Ezilen sınıfların hoşnutsuzluğu
Lenin, krizin bir başka dünyanın habercisi olma şartlarını sıralarken “ezilen sınıfların hoşnutsuzluk ve öfkelerinin akacağı bir yolun açılması” diye devam etmişti.
Yazıyı yazarken konuştuğum bir esnaf, Vakıflar Genel Müdürlüğü’nün kiracısı olduğunu, işyerinin 16 Mart 2020 tarihinden beri genelgeyle kapatıldığı halde kira ödemeye devam ettiğini anlatıyordu. Üstelik bu yıl kirasına zam bile gelmişti. Kısa çalışma ödeneğiyle geçinen bir garson ise 14 aydır aldığı kısa çalışma ödeneklerinin dekontlarını gösterdi. 1573 liralık ödenek, 14 ayda tek kuruş artmamıştı. Garson, “Kısa çalışma ödeneği istikrarını bozmuyor, ülkede 14 aydır zam gelmeyen tek şey” diyordu.
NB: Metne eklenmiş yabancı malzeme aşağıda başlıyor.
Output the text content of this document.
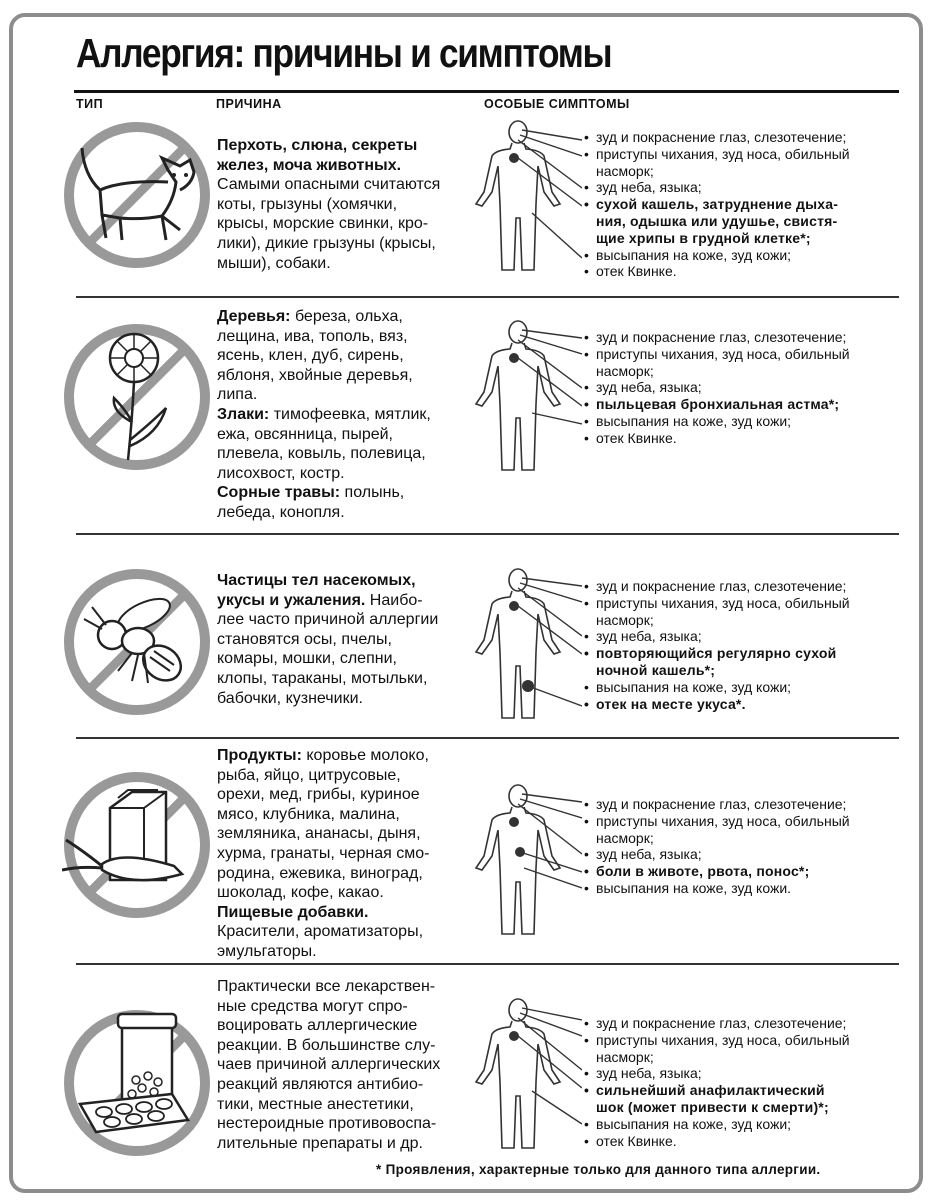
Аллергия: причины и симптомы
ТИП	ПРИЧИНА	ОСОБЫЕ СИМПТОМЫ

Перхоть, слюна, секреты

желез, моча животных.

Самыми опасными считаются

коты, грызуны (хомячки,

крысы, морские свинки, кро-

лики), дикие грызуны (крысы,

мыши), собаки.

• зуд и покраснение глаз, слезотечение;
• приступы чихания, зуд носа, обильный
насморк;
• зуд неба, языка;
• сухой кашель, затруднение дыха-
ния, одышка или удушье, свистя-
щие хрипы в грудной клетке*;
• высыпания на коже, зуд кожи;
• отек Квинке.

Деревья: береза, ольха,

лещина, ива, тополь, вяз,

ясень, клен, дуб, сирень,

яблоня, хвойные деревья,

липа.

Злаки: тимофеевка, мятлик,

ежа, овсянница, пырей,

плевела, ковыль, полевица,

лисохвост, костр.

Сорные травы: полынь,

лебеда, конопля.

• зуд и покраснение глаз, слезотечение;
• приступы чихания, зуд носа, обильный
насморк;
• зуд неба, языка;
• пыльцевая бронхиальная астма*;
• высыпания на коже, зуд кожи;
• отек Квинке.

Частицы тел насекомых,

укусы и ужаления. Наибо-

лее часто причиной аллергии

становятся осы, пчелы,

комары, мошки, слепни,

клопы, тараканы, мотыльки,

бабочки, кузнечики.

• зуд и покраснение глаз, слезотечение;
• приступы чихания, зуд носа, обильный
насморк;
• зуд неба, языка;
• повторяющийся регулярно сухой
ночной кашель*;
• высыпания на коже, зуд кожи;
• отек на месте укуса*.

Продукты: коровье молоко,

рыба, яйцо, цитрусовые,

орехи, мед, грибы, куриное

мясо, клубника, малина,

земляника, ананасы, дыня,

хурма, гранаты, черная смо-

родина, ежевика, виноград,

шоколад, кофе, какао.

Пищевые добавки.

Красители, ароматизаторы,

эмульгаторы.

• зуд и покраснение глаз, слезотечение;
• приступы чихания, зуд носа, обильный
насморк;
• зуд неба, языка;
• боли в животе, рвота, понос*;
• высыпания на коже, зуд кожи.

Практически все лекарствен-

ные средства могут спро-

воцировать аллергические

реакции. В большинстве слу-

чаев причиной аллергических

реакций являются антибио-

тики, местные анестетики,

нестероидные противовоспа-

лительные препараты и др.

• зуд и покраснение глаз, слезотечение;
• приступы чихания, зуд носа, обильный
насморк;
• зуд неба, языка;
• сильнейший анафилактический
шок (может привести к смерти)*;
• высыпания на коже, зуд кожи;
• отек Квинке.
* Проявления, характерные только для данного типа аллергии.
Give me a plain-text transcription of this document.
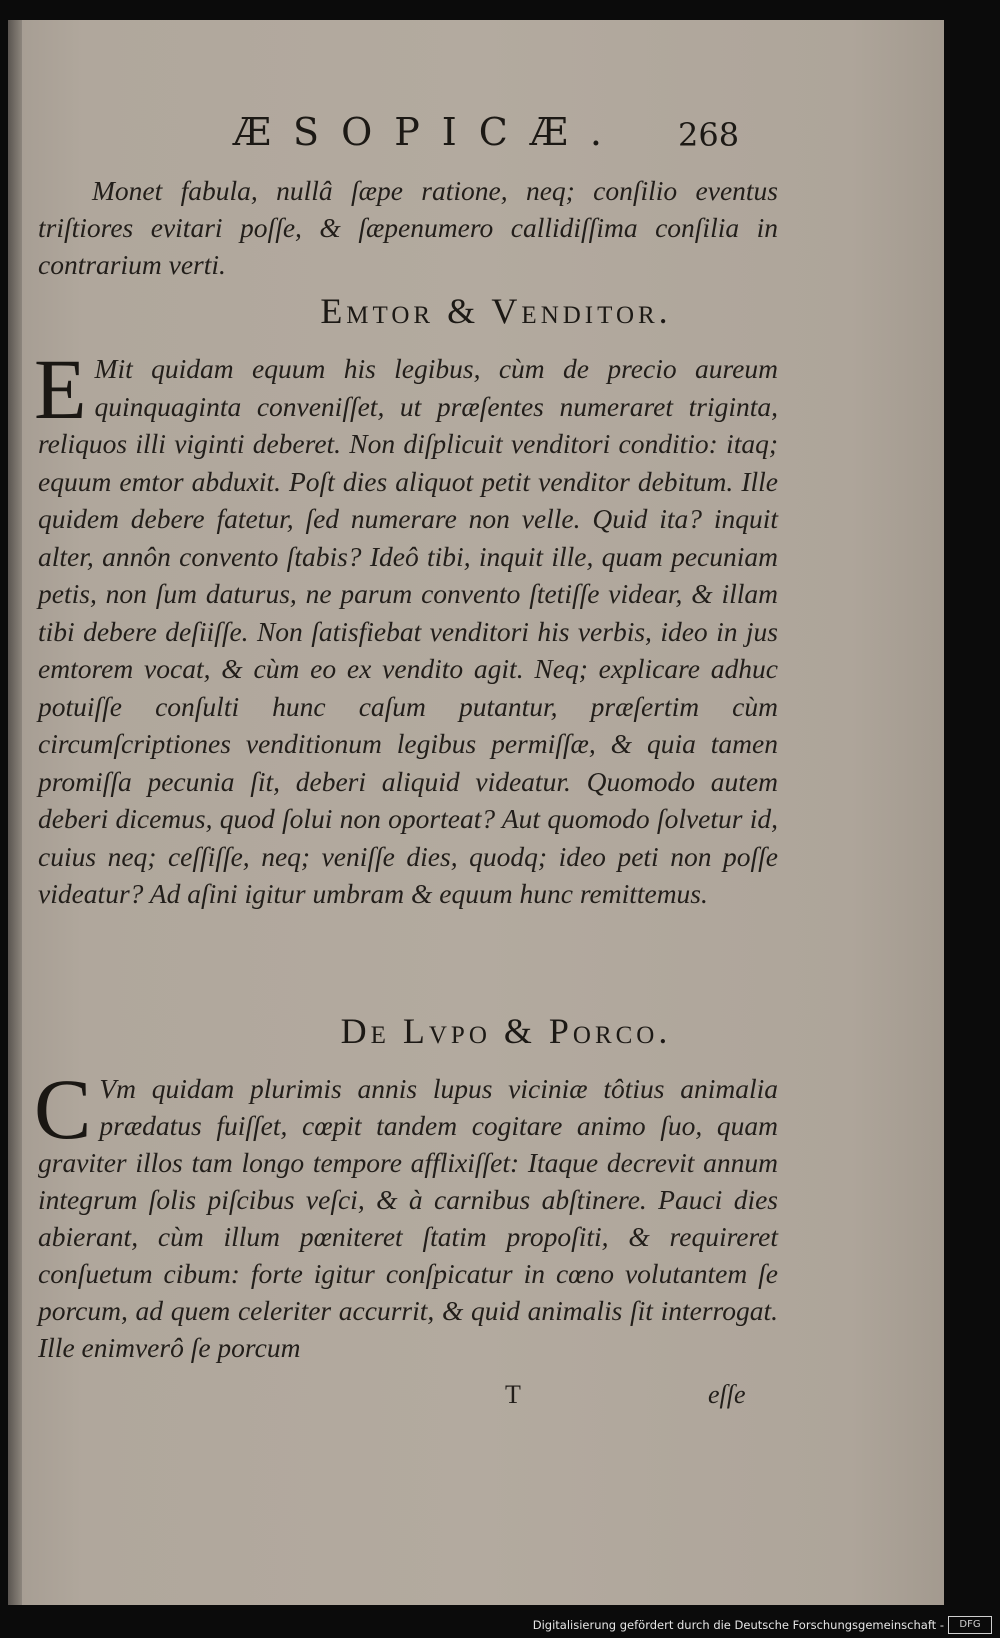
ÆSOPICÆ. 268

Monet fabula, nullâ ſæpe ratione, neq; conſilio eventus triſtiores evitari poſſe, & ſæpenumero callidiſſima conſilia in contrarium verti.

Emtor & Venditor.

E Mit quidam equum his legibus, cùm de precio aureum quinquaginta conveniſſet, ut præſentes numeraret triginta, reliquos illi viginti deberet. Non diſplicuit venditori conditio: itaq; equum emtor abduxit. Poſt dies aliquot petit venditor debitum. Ille quidem debere fatetur, ſed numerare non velle. Quid ita? inquit alter, annôn convento ſtabis? Ideô tibi, inquit ille, quam pecuniam petis, non ſum daturus, ne parum convento ſtetiſſe videar, & illam tibi debere deſiiſſe. Non ſatisfiebat venditori his verbis, ideo in jus emtorem vocat, & cùm eo ex vendito agit. Neq; explicare adhuc potuiſſe conſulti hunc caſum putantur, præſertim cùm circumſcriptiones venditionum legibus permiſſæ, & quia tamen promiſſa pecunia ſit, deberi aliquid videatur. Quomodo autem deberi dicemus, quod ſolui non oporteat? Aut quomodo ſolvetur id, cuius neq; ceſſiſſe, neq; veniſſe dies, quodq; ideo peti non poſſe videatur? Ad aſini igitur umbram & equum hunc remittemus.

De Lvpo & Porco.

C Vm quidam plurimis annis lupus viciniæ tôtius animalia prædatus fuiſſet, cœpit tandem cogitare animo ſuo, quam graviter illos tam longo tempore afflixiſſet: Itaque decrevit annum integrum ſolis piſcibus veſci, & à carnibus abſtinere. Pauci dies abierant, cùm illum pœniteret ſtatim propoſiti, & requireret conſuetum cibum: forte igitur conſpicatur in cœno volutantem ſe porcum, ad quem celeriter accurrit, & quid animalis ſit interrogat. Ille enimverô ſe porcum

T	eſſe
Digitalisierung gefördert durch die Deutsche Forschungsgemeinschaft -	DFG
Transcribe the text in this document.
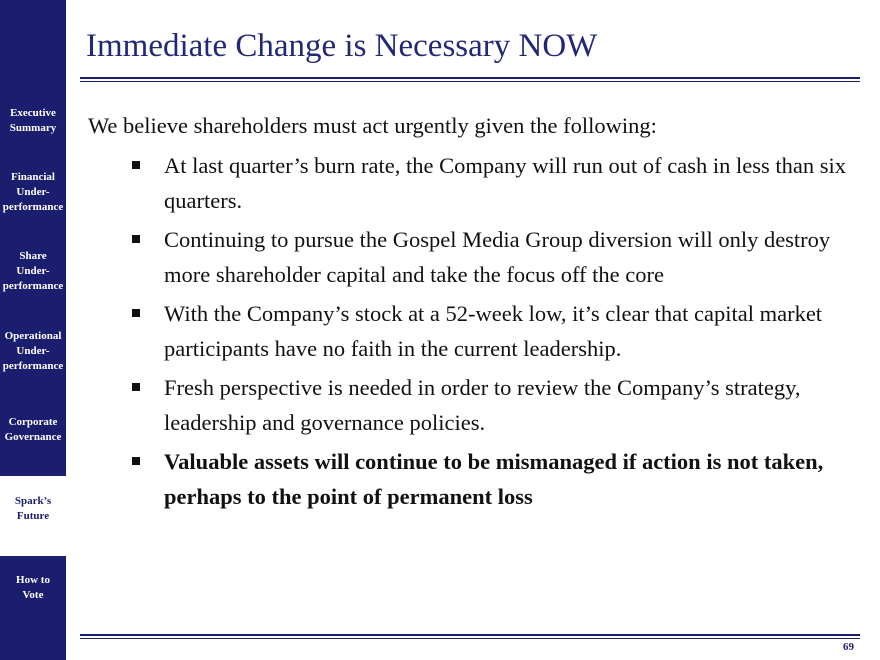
Executive
Summary
Financial
Under-
performance
Share
Under-
performance
Operational
Under-
performance
Corporate
Governance
Spark’s
Future
How to
Vote
Immediate Change is Necessary NOW
We believe shareholders must act urgently given the following:
At last quarter’s burn rate, the Company will run out of cash in less than six quarters.
Continuing to pursue the Gospel Media Group diversion will only destroy more shareholder capital and take the focus off the core
With the Company’s stock at a 52-week low, it’s clear that capital market participants have no faith in the current leadership.
Fresh perspective is needed in order to review the Company’s strategy, leadership and governance policies.
Valuable assets will continue to be mismanaged if action is not taken, perhaps to the point of permanent loss
69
Bir emekli ise 2008’de bin lira olan bayram ikramiyesinin, üç yıl sonra bin yüz lira olmasının saçmalığını anlatmaya çalışıyordu.
İşli ya da işsiz, emekçi ya da emekli, esnaf ya da çiftçi; ezilen çoğunluğun, azınlık rejimine karşı hoşnutsuzluğunu akıtacağı bir yola ihtiyaç yok mu sizce de?